An anonymous caller told the Paris bureau of Reuters news agency that “the bomb was for El Al. Next time we will succeed.” He identified himself as a member of the “Mohammed Boudia Commando,” a terrorist organization named after an Algerian exile who died in Paris when a bomb exploded in his car in June, 1973.

But a spokesman for the Black September terrorist group said later that its members had fired at the El Al plane in retaliation for the recent Israeli commando attack on Palestine Liberation Organization headquarters in Beirut. The PLO office in Paris, however, denied any connection with the Orly attack.

Still another possibility was suggested by Radio France and Europe One radio stations which claimed that the bazooka attack may have been aimed against the Yugoslavian plane by members of Ustachi, an organization of rightwing, anti-Tito Yugoslavians responsible for numerous terrorist acts against the Belgrade regime. An entire side of the Yugoslavian plane, a DC-9, was ripped open by the shells.
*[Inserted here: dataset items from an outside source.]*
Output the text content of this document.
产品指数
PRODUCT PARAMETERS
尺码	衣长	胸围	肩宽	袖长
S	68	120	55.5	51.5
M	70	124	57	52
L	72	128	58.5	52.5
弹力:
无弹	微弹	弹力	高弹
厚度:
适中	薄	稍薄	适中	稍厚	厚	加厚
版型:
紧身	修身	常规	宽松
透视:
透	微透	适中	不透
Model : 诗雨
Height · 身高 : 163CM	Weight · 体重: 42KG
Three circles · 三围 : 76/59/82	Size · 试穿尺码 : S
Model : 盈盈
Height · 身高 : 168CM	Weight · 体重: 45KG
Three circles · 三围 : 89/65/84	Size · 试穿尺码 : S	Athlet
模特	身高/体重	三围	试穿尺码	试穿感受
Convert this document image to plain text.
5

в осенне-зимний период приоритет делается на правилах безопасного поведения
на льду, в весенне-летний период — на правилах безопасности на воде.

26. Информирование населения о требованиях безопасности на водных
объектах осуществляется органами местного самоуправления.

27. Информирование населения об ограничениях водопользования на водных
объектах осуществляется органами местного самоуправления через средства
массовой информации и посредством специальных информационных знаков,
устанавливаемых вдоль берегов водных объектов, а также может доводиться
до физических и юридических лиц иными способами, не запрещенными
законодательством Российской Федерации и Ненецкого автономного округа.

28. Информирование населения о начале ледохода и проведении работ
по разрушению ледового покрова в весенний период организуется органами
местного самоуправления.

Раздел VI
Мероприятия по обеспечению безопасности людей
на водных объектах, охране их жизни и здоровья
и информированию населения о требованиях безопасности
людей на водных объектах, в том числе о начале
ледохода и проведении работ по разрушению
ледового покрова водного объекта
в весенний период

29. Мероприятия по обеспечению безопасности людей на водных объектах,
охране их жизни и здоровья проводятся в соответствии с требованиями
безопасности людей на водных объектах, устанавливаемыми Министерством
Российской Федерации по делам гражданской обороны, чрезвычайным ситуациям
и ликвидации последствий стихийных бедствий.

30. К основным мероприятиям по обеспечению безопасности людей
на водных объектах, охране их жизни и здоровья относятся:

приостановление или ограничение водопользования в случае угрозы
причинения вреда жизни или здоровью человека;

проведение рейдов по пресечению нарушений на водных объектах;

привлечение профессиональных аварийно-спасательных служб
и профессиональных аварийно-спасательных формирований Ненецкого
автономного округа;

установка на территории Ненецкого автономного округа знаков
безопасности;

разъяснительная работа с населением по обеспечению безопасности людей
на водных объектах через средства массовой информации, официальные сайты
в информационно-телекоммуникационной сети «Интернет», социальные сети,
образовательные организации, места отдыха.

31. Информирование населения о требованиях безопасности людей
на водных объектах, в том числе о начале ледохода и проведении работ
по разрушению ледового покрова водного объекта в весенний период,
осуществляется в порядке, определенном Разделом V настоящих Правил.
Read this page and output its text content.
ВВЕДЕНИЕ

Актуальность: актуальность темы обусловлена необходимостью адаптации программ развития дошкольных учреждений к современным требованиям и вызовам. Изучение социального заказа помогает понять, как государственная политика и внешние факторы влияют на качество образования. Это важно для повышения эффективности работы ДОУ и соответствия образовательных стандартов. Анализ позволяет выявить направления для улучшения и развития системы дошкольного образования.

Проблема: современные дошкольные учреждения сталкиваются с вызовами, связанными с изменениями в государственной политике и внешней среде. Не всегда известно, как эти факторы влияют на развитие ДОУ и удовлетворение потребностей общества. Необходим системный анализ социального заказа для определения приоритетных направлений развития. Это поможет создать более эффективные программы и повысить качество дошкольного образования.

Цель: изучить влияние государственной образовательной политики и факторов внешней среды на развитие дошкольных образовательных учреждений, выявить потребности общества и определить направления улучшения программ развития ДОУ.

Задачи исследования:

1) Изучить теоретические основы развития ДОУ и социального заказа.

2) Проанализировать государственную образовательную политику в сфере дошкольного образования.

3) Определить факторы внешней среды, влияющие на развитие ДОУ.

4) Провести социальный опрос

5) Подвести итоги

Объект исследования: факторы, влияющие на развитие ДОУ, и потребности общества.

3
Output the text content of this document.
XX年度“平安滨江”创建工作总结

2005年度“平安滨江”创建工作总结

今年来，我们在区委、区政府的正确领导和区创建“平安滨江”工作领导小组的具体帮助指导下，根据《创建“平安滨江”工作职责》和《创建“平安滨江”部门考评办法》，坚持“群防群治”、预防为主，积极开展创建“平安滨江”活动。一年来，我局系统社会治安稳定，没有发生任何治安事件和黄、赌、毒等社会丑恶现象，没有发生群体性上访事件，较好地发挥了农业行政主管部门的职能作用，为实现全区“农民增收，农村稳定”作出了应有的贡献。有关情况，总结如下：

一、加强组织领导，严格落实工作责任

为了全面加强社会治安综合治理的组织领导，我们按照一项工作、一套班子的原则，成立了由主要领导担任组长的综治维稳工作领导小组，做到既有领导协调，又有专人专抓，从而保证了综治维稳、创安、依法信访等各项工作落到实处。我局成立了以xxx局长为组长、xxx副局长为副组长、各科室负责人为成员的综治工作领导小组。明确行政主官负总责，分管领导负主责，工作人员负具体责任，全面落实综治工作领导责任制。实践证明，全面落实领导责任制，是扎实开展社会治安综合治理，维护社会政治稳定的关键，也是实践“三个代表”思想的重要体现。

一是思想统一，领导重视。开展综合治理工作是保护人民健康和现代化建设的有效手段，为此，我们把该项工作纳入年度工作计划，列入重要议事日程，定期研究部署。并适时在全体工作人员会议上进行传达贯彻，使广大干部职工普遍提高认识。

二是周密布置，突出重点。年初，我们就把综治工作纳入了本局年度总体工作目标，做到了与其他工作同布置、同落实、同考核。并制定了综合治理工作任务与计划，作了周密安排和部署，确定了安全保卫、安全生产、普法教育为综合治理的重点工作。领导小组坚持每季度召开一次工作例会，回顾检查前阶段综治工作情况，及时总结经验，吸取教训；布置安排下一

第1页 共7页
But all accounts indicated that the El Al plane was indeed the terrorists’ target. The El Al pilot said he accelerated when he heard the first shell explode. This action may have saved his aircraft.

According to police, the two unidentified men arrived at Orly shortly before 12:30 p.m. local time, the take-off time of the El Al jet. They set up a bazooka in front of the terrace between the two main airport buildings where visitors can watch arriving and departing planes. The runway is no more than 400 yards from the terrace at that point. The two men waited near their car until the El Al plane was closest and fired two shells.

The Yugoslavian plane, which had just discharged passengers from Zagreb and was preparing to embark new passengers for a flight to Belgrade scheduled to depart at 12:50 p.m., was parked only 150 yards from the terrace. Crew members of the Yugoslavian plane said they saw two men race for their car as soon as the shells were fired and speed off in the direction of Paris. One of the men dropped a pistol as he fled.


(In Jerusalem, Information Minister Aharon Yariv, commenting on today’s attack, said this was apparently “Yasir Arafat’s olive branch,” a reference to the PLO terrorist chief’s statement at the UN General Assembly. Yariv recalled that only a few weeks ago Arafat had met with French Foreign Minister Jean Sauvagnargues and now his henchmen had taken credit for the attack. The Information Minister called for vigilance in international air security operations.)